BAGEL | NVIDIA NeMo AutoModel

BAGEL-7B-MoT is a unified multimodal model from ByteDance Seed. It combines a Qwen2 language backbone, a SigLIP-NaViT vision encoder, and mixture-of-transformations layers for mixed understanding and visual-generation training.

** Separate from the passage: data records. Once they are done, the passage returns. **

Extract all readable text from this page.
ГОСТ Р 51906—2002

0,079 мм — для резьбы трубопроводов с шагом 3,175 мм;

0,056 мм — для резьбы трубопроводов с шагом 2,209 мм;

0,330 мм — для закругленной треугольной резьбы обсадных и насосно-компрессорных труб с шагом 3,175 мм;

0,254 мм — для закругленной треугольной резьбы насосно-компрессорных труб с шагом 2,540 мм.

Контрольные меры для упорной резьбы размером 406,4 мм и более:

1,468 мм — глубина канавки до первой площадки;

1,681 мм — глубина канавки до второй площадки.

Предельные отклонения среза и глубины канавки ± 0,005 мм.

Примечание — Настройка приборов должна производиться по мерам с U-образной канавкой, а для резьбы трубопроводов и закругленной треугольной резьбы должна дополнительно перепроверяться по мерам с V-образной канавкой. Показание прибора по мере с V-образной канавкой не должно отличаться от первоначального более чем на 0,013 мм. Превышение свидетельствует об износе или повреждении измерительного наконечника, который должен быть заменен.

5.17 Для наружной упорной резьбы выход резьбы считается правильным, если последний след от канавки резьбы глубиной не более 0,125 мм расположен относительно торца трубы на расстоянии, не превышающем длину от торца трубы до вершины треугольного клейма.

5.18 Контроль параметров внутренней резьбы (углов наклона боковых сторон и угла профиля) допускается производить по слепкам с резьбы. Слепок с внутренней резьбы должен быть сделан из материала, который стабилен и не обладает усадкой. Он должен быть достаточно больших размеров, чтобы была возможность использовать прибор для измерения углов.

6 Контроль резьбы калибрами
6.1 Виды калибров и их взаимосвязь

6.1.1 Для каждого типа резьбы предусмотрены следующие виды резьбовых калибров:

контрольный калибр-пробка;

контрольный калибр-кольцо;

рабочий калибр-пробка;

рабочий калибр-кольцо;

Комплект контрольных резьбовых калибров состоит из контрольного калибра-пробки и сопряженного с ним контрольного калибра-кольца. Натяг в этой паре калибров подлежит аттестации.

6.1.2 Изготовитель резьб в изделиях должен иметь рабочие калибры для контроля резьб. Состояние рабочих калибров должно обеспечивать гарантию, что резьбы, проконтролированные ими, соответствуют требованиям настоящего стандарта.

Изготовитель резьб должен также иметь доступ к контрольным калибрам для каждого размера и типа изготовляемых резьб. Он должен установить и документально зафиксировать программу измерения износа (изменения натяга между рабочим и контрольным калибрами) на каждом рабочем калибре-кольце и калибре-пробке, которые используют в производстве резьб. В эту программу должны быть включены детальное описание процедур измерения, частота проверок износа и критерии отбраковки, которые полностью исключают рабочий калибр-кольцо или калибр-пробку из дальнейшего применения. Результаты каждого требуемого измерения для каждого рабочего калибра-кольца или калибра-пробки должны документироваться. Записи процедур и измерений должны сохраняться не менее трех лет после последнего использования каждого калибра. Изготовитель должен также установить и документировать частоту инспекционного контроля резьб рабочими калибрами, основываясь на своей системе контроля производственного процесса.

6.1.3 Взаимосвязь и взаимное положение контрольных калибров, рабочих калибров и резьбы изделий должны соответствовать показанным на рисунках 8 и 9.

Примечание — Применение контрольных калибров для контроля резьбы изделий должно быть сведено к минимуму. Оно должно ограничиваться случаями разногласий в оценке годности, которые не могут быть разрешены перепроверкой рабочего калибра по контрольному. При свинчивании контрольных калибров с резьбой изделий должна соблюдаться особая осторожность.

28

Task	Multimodal Input/Output
Architecture	`BagelForUnifiedMultimodal`, `BagelForConditionalGeneration`
Parameters	14B (two 7B towers)
HF Org	ByteDance-Seed

Available Models

BAGEL-7B-MoT

Architecture

BagelForUnifiedMultimodal
BagelForConditionalGeneration

Example HF Models

Model	HF ID
BAGEL-7B-MoT	`ByteDance-Seed/BAGEL-7B-MoT`

Example Recipes

Recipe	Dataset	Description
bagel_pretrain.yaml	BAGEL-style packed multimodal data	Joint text-understanding and image-generation pretraining
bagel_sft.yaml	BAGEL-style packed multimodal data	Joint understanding + generation fine-tuning

Try with NeMo AutoModel

1. Install (full instructions):

$ pip install nemo-automodel

2. Clone the repo to get the example recipes:

$ git clone https://github.com/NVIDIA-NeMo/Automodel.git
$ cd Automodel

3. Run the recipe from inside the repo:

$ automodel --nproc-per-node=8 examples/multimodal_pretrain/bagel/bagel_pretrain.yaml

Hugging Face Model Cards

ByteDance-Seed/BAGEL-7B-MoT